Applications which were more diverse included talks by Paul Haddad of the University of Tasmania and Deidre Cabooter of KU Leuven. Haddad presented work on analysis of anions and cations applied to explosives, for pre and post-blast analysis in the field. His group had found ion chromatography (IC) and CE to be complementary techniques, with IC sensitive and robust for cations, whereas CE was faster with better peak capacity. Cabooter presented a proof of principle use of HILIC and RPLC columns with novel flow switching valves, applied to analysis of pharmaceuticals in waste and surface water; when optimised, they achieved a separation of polar and apolar solutes within 30 minutes. Robert Kennedy of the University of Michigan presented work on their droplet CE, including a ‘sipper chip’ for high-throughput screening in 96-well plate formats. Kennedy presented work on a chip-based Western blot, potentially a huge improvement for biologists using the ubiquitous but slow traditional technique. Guibin Jiang discussed some approaches to separation and identification of persistent organic pollutants, including perfluorooctanesulfonic acid (PFO’s) and short chained chlorinated paraffins (SCCP’s). Norm Dovichi of the University of Notre Dame and Gerard Hopfgartner of the University of Geneva discussed ‘omics’ studies, where traditional chromatography has limited power to help achieve goals of finding the most proteins and high resolution MS is crucial. Mary Wirth also presented an update on the slip flow technology, which allows for the use of sub 1 µm particles without excessive pressures, allowing columns up to a few meters in length to be used with incredible efficiencies being obtained.Organised social gatherings included a welcome reception in the Hilton on the Sunday and the vendors reception on the Tuesday. Impromptu events included micelle-like groups passing through the French quarter, taking in the sights (and stench) of raucous Bourbon Street before settling in venues offering New Orleans raspberry beer, slush machines filled with premixed daiquiri, local cuisine and renditions of Dr. Johns’ ‘Right place, wrong time’.
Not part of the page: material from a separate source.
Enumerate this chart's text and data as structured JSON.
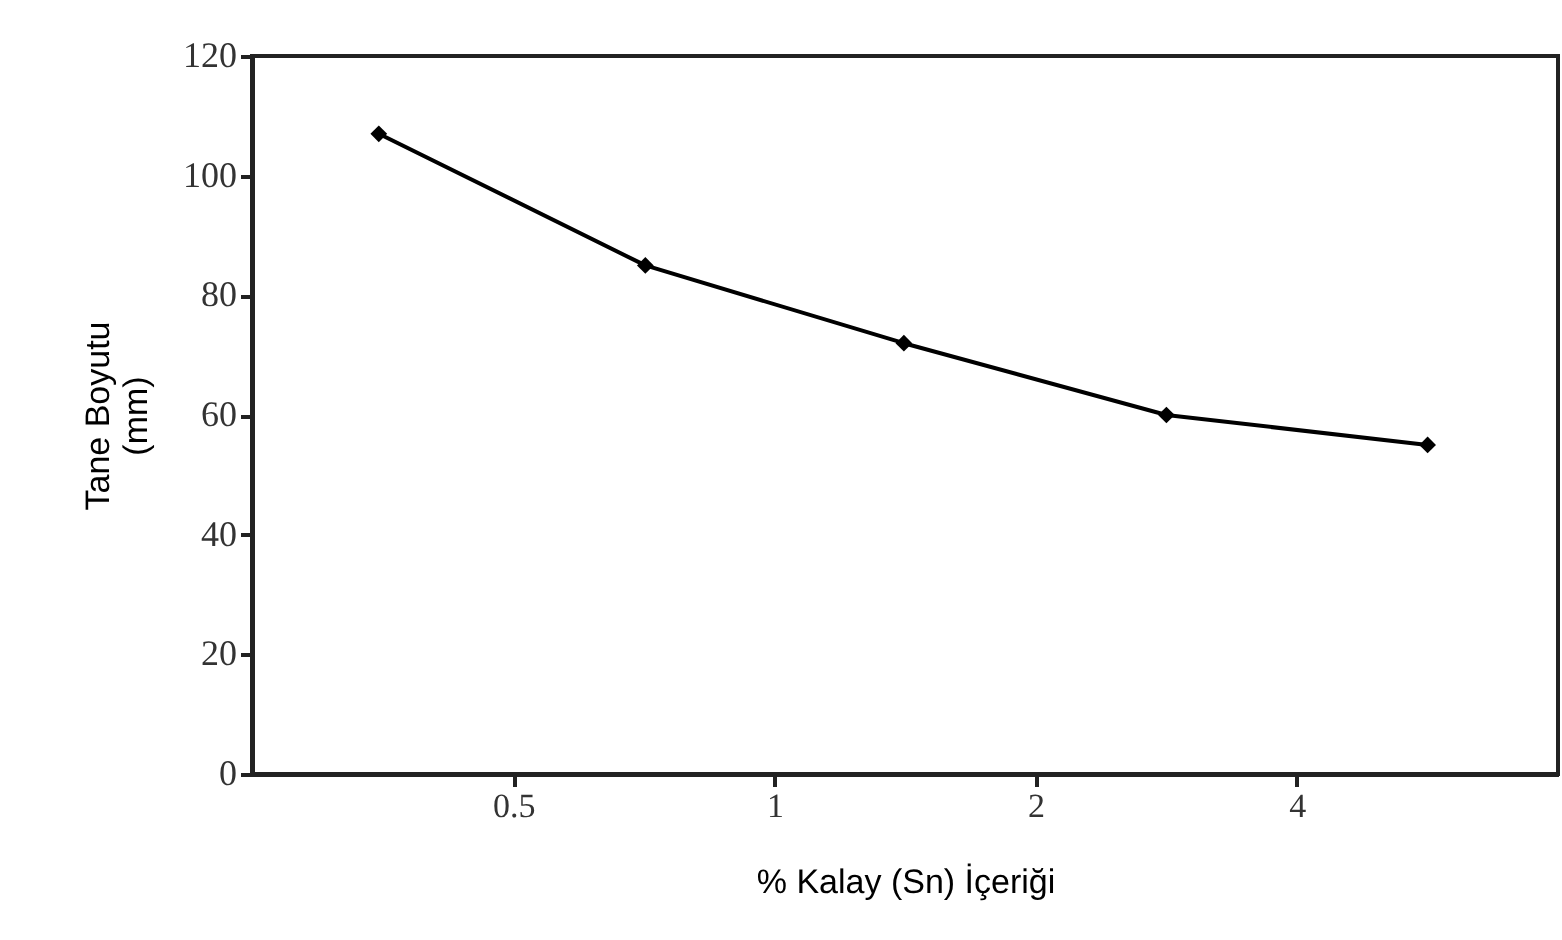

The conference dinner was well-attended, and took place on the ‘Natchez’ steam boat. 

A jazz band provided background music whilst the boat did laps up and down the downtown area on the Mississippi. The wine left a little to be desired, but the selection of roast beef and bowls of gumbo provided some value. Some danced, some walked the decks taking snaps of the evening lights with their iphones then most headed to the bars of Frenchmen Street.
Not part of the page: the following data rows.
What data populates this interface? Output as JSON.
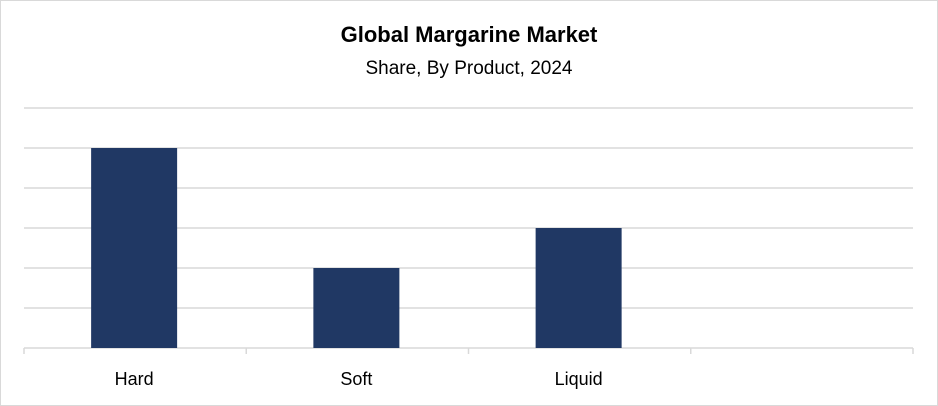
{
  "chart_data": {
    "type": "bar",
    "title": "Global Margarine Market",
    "subtitle": "Share, By Product, 2024",
    "categories": [
      "Hard",
      "Soft",
      "Liquid",
      ""
    ],
    "values": [
      5,
      2,
      3,
      null
    ],
    "xlabel": "",
    "ylabel": "",
    "ylim": [
      0,
      6
    ],
    "grid": true,
    "legend": "none",
    "bar_color": "#203864",
    "grid_color": "#d9d9d9"
  }
}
The Agilent best poster awards were presented on in the closing ceremony, with Stephen Groskreutz of the University of Pittsburgh winning first prize for modelling temperature assisted solute focusing in capillary HPLC. The attendees were invited to future HPLC conferences in Geneva 2015, Beijing late 2015 and San Fransisco in 2016. I’d like to give personal thanks to Greg Jonas of the Chromatographic Society for arranging a generous bursary and the John Dolphin Fellowship. I strongly recommend young separation scientists to apply for this and get the opportunity to attend such prestigious conferences and meet the researchers in person whose names come up on papers and webcasts.